3. Answer C: Because of the one reported critical predictor, namely, the prior history of congestive heart failure, as well as a suspected poor functional capacity, this patient should undergo further risk stratification using a pharmacologic stress imaging study. Stress echocardiography can be considered a good stress imaging modality in a patient with hypertensive heart disease, as the microvascular disease associated with hypertensive heart disease may result in abnormalities in coronary flow reserve that may in turn lead to a false- positive result when using nuclear perfusion imaging.
4. Answer C: This 78-year-old woman does have > 3 clinical predictors of risk.

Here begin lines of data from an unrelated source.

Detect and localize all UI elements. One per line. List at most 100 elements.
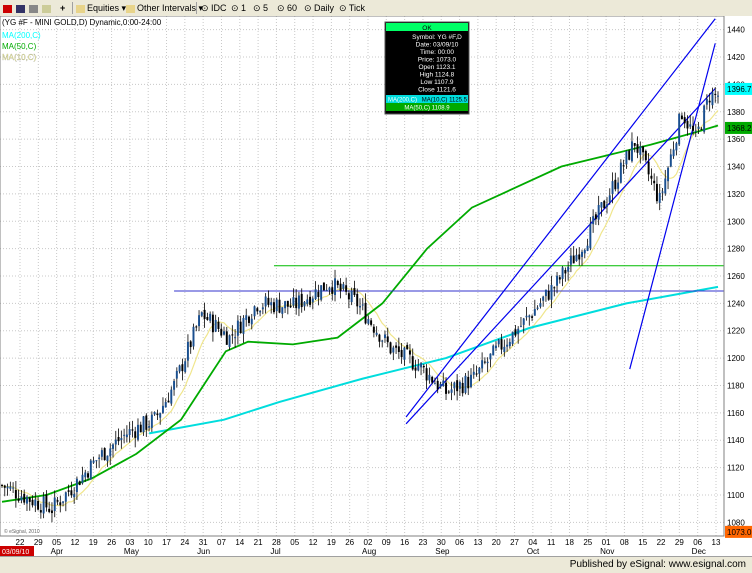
y-tick-label: 1340 xyxy=(727,163,745,172)
candle-body xyxy=(117,437,120,442)
candle-body xyxy=(375,332,378,335)
candle-body xyxy=(689,124,692,127)
candle-body xyxy=(572,255,575,264)
ma50-line xyxy=(1,124,719,503)
tick-button[interactable]: ⊙ Tick xyxy=(339,3,366,13)
x-month-label: May xyxy=(124,547,139,556)
candle-body xyxy=(106,455,109,462)
candle-body xyxy=(228,335,231,348)
daily-button[interactable]: ⊙ Daily xyxy=(304,3,335,13)
candle-body xyxy=(556,275,559,286)
candle-body xyxy=(148,426,151,428)
candle-body xyxy=(533,309,536,316)
equities-dropdown[interactable]: Equities ▾ xyxy=(76,0,126,16)
candle-body xyxy=(159,413,162,418)
x-tick-label: 12 xyxy=(309,538,318,547)
candle-body xyxy=(461,382,464,394)
y-tick-label: 1220 xyxy=(727,327,745,336)
candle-body xyxy=(561,267,564,279)
x-tick-label: 21 xyxy=(254,538,263,547)
chart-toolbar-icon[interactable] xyxy=(3,0,14,16)
intervals-dropdown[interactable]: Other Intervals ▾ xyxy=(126,0,203,16)
candle-body xyxy=(558,277,561,280)
legend-entry: MA(200,C) xyxy=(2,31,41,40)
candle-body xyxy=(467,376,470,389)
candle-body xyxy=(220,328,223,336)
candle-body xyxy=(70,490,73,496)
candle-body xyxy=(481,360,484,369)
candle-body xyxy=(381,340,384,342)
candle-body xyxy=(539,303,542,307)
candle-body xyxy=(675,143,678,151)
candle-body xyxy=(700,128,703,130)
candle-body xyxy=(289,305,292,308)
candle-body xyxy=(714,93,717,95)
candle-body xyxy=(592,216,595,225)
toolbar: + Equities ▾ Other Intervals ▾ ⊙ IDC ⊙ 1… xyxy=(0,0,752,17)
x-tick-label: 10 xyxy=(144,538,153,547)
tooltip-row: Low 1107.9 xyxy=(420,79,454,86)
candle-body xyxy=(92,460,95,463)
channel-line xyxy=(405,18,716,418)
status-bar: Published by eSignal: www.esignal.com xyxy=(0,556,752,573)
tooltip-row: Price: 1073.0 xyxy=(418,57,457,64)
x-tick-label: 28 xyxy=(272,538,281,547)
candle-body xyxy=(619,162,622,183)
chart-title: (YG #F - MINI GOLD,D) Dynamic,0:00-24:00 xyxy=(2,18,162,27)
candle-body xyxy=(680,115,683,120)
candle-body xyxy=(295,297,298,309)
candle-body xyxy=(528,315,531,318)
candle-body xyxy=(422,365,425,368)
candle-body xyxy=(272,302,275,313)
candle-body xyxy=(364,302,367,324)
candle-body xyxy=(503,346,506,353)
y-tick-label: 1120 xyxy=(727,464,745,473)
candle-body xyxy=(178,365,181,372)
open-icon[interactable] xyxy=(42,0,53,16)
candle-body xyxy=(78,481,81,486)
intervals-label: Other Intervals xyxy=(137,3,197,13)
idc-button[interactable]: ⊙ IDC xyxy=(201,3,227,13)
interval-1-button[interactable]: ⊙ 1 xyxy=(231,3,247,13)
candle-body xyxy=(275,299,278,312)
x-tick-label: 26 xyxy=(107,538,116,547)
interval-5-button[interactable]: ⊙ 5 xyxy=(253,3,269,13)
candle-body xyxy=(137,424,139,440)
y-tick-label: 1440 xyxy=(727,26,745,35)
x-tick-label: 19 xyxy=(327,538,336,547)
price-tag xyxy=(725,121,752,134)
candle-body xyxy=(242,317,245,334)
candle-body xyxy=(600,202,603,208)
candle-body xyxy=(489,353,492,360)
candle-body xyxy=(328,287,331,291)
candle-body xyxy=(625,151,628,165)
x-tick-label: 05 xyxy=(290,538,299,547)
price-chart[interactable]: 1080110011201140116011801200122012401260… xyxy=(0,16,752,556)
legend-entry: MA(50,C) xyxy=(2,42,37,51)
x-month-label: Nov xyxy=(600,547,614,556)
candle-body xyxy=(95,460,98,462)
candle-body xyxy=(192,326,195,347)
candle-body xyxy=(325,289,328,291)
x-tick-label: 24 xyxy=(180,538,189,547)
candle-body xyxy=(678,113,681,145)
candle-body xyxy=(278,299,281,313)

However, she was noted to have good functional capacity and is undergoing a very lowrisk surgical procedure, so she can be cleared for the cataract surgery with a low anticipated risk for adverse events.
5. Answer E: In any patient undergoing preoperative evaluation, an assessment of clinical predictors of risk is central to initiating an appropriate workup prior to the noncardiac surgery. If this man with vascular disease were found, on clinical evaluation, to have a history of one or more intermediate or major clinical predictors of risk, or were found to be unable to exercise to a moderate level, further risk stratification with pharmacologic stress imaging would be indicated.